Agent, while good, is a little overhyped, I think.

Some of the choices you make should get you tortured and killed, period. There is no "if" the Empire knew. With the effort and tech they invest in their intelligence gathering network, they know if you are going number one, number two, or both before you even think of entering the bathroom.

You get away with a lot of MAJOR stuff even when you're being specifically told "we know" (Dark Brotherhood handprint here). Just because how awesome our Agent is.

Don't like the companion one bit, too. Except maybe the good Doctor...

 

Sith Warrior-I May Be a little biased, since it's my favourites one.

It's just that beneath this cheesy power trip facade there's a lot of underlying personal struggles - beyond just light and dark ("I am immune to doubt" © Sith Warrior). Some of the companions also feel like they influence the character, for better or worse.

Vette is too popular for her own good, but I feel she's the one that helps to shape out hero (or villain) into what he/she eventually becomes.

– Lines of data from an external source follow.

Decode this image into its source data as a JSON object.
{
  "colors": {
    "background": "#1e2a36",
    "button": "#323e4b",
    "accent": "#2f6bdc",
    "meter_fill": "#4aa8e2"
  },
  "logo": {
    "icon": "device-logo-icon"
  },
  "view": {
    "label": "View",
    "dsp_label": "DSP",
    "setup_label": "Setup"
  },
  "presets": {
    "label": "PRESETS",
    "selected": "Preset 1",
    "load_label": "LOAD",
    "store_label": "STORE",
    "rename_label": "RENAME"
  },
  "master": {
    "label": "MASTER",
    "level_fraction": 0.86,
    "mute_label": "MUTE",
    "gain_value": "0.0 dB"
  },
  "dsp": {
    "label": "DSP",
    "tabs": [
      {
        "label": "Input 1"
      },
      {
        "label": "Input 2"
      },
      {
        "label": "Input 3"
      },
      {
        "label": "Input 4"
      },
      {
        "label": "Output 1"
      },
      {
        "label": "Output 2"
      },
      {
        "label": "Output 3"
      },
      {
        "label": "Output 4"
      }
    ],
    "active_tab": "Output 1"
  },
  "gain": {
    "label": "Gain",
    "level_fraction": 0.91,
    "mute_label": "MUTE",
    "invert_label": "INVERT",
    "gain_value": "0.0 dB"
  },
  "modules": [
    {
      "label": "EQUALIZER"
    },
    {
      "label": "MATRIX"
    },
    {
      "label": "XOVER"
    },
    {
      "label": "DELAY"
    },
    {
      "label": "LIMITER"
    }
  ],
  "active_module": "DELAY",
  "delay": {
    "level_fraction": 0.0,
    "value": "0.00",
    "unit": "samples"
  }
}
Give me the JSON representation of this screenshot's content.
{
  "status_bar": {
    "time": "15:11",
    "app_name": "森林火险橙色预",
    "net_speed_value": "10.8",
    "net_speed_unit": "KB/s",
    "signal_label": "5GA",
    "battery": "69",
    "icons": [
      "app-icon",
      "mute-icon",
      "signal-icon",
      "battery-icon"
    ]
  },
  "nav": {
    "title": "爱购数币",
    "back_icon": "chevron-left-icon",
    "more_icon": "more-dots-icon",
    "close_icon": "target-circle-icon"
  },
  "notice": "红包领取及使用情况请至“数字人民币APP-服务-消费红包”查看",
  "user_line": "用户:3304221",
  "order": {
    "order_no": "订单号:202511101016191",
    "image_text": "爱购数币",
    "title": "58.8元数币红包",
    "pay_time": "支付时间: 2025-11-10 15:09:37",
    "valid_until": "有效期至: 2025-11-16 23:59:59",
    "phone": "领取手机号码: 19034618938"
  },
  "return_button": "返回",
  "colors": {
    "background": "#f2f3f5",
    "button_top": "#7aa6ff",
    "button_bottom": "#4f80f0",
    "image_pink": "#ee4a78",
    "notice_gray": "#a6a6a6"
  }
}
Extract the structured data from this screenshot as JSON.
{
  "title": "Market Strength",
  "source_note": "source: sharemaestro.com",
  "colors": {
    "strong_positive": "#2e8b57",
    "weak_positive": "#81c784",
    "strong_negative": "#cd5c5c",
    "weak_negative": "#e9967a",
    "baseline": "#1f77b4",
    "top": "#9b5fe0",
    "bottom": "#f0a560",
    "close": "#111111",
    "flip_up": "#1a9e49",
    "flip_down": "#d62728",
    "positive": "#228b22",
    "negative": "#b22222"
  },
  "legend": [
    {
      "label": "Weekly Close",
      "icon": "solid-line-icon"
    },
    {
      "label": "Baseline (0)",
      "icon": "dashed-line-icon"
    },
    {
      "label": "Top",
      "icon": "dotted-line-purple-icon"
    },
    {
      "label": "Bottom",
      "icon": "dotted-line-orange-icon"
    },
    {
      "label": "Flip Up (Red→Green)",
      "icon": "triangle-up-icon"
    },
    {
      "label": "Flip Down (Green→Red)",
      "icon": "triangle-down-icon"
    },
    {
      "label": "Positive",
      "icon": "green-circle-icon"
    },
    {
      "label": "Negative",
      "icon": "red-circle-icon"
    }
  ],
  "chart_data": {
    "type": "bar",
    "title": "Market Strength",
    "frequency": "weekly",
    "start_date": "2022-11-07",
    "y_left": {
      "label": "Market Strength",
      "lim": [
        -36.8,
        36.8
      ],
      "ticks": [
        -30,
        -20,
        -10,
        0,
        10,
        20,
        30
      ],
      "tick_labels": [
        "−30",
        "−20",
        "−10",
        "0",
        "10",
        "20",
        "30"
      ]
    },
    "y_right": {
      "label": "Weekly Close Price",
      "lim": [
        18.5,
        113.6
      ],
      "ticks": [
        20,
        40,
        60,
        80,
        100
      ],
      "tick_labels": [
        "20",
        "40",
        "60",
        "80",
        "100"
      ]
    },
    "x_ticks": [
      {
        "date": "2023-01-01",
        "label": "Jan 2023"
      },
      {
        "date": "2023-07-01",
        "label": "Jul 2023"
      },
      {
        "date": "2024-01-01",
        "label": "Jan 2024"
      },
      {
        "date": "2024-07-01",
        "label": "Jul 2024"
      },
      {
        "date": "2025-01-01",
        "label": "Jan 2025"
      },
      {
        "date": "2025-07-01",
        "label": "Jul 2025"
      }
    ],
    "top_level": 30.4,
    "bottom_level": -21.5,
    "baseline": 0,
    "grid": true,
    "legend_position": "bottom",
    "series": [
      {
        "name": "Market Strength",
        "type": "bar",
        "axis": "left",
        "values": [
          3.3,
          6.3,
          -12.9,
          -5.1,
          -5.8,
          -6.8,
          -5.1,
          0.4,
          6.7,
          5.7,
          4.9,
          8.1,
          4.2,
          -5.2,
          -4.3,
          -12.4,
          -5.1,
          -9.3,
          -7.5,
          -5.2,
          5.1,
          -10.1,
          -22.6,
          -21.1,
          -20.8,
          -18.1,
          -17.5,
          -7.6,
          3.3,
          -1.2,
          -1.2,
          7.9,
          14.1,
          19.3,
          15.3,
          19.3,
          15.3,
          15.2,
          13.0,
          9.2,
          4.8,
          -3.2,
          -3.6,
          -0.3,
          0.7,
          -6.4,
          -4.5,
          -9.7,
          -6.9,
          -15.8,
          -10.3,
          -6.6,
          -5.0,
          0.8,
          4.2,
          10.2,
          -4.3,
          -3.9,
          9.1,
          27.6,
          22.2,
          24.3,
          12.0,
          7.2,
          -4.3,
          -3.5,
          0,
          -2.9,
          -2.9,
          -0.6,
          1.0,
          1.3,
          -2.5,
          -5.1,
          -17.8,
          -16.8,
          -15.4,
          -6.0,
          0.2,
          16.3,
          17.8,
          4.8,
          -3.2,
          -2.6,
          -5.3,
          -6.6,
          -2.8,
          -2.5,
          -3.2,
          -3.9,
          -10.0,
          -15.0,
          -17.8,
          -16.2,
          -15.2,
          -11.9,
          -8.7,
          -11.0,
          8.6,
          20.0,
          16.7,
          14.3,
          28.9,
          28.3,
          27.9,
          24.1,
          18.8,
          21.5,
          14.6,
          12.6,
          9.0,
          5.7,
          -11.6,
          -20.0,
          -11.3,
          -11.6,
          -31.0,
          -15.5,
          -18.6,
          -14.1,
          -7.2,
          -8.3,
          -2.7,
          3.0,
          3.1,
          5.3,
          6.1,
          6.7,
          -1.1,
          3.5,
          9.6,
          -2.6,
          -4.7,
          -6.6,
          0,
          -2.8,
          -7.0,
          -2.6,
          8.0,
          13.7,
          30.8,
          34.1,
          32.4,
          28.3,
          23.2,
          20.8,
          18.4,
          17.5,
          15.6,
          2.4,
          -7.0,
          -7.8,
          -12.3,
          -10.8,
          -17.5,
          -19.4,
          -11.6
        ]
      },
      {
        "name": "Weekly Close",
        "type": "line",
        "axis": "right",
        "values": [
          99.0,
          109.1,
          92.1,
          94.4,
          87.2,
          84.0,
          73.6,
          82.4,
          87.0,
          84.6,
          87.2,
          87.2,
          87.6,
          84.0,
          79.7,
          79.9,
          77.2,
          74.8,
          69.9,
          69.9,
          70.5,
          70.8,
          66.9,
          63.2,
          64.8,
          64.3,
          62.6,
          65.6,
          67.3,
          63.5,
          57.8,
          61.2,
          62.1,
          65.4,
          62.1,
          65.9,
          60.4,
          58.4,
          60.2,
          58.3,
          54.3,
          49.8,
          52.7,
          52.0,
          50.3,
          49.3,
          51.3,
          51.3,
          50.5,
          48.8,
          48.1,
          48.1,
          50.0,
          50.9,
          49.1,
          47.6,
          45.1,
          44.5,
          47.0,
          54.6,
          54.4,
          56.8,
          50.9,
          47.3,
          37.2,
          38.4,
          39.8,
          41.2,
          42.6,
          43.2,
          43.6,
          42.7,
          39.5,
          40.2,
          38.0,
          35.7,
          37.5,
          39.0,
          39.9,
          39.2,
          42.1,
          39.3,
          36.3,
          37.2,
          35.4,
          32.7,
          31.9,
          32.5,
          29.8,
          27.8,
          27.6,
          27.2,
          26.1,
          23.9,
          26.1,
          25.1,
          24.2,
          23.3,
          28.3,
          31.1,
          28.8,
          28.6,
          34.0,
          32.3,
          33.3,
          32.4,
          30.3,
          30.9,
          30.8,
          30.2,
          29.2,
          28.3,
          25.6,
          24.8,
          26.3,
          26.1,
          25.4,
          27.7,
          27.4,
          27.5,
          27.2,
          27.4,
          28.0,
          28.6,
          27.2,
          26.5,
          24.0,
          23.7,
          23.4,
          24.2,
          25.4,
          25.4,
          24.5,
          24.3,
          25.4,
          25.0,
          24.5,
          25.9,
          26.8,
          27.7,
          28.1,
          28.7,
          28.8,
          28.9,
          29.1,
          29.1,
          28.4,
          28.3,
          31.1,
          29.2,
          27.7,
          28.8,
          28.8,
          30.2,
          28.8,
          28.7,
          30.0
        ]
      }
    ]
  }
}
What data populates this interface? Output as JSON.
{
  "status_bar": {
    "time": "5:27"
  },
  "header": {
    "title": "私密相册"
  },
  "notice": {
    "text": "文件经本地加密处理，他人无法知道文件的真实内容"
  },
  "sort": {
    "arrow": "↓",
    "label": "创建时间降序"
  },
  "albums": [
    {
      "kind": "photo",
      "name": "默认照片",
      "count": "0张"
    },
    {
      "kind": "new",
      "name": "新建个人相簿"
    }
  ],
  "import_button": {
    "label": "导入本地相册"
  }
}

Malavai Quinn who we also love to hate, is also the Warrior's mirror.

 

Inquisitor felt more like an adventure than a personal experience, but I really enjoyed the cynical sense of humour. I also noticed that the character never actually becomes free, despite the outcome of the story. First, a slave to cruel Master, then the victim of a plot, then a terrible disease/condition. The closest thing to freedom they get is the LS ending (freeing the ghosts).

 

The Jedi Knight is straightforward, dramatic. And it's not necessarily a bad thing. They have a destiny, and it doesn't really matter how they fulfill it. It's a thrilling ride, no more and no less.

 

Of all my Consular playthroughs I enjoyed a LS female character the most. Why? Her voice. It's something magical, sensual, enthralling. Huh? Plague? Yes, tell me more... What? Emperor's mind-thralls in the ranks of the Republic? Fascinating, do tell...

Jokes aside, the story is nice, but ultimately forgettable.

 

Trooper/BH... Honestly tried to like them, played both twice. They feel like b/c action movies that you watch once and forget.

 

Smuggler-pretty much like watching a standup show in a middle of a firefight. Good, but has a lot more potential that was left untouched. Sadly, forgettable.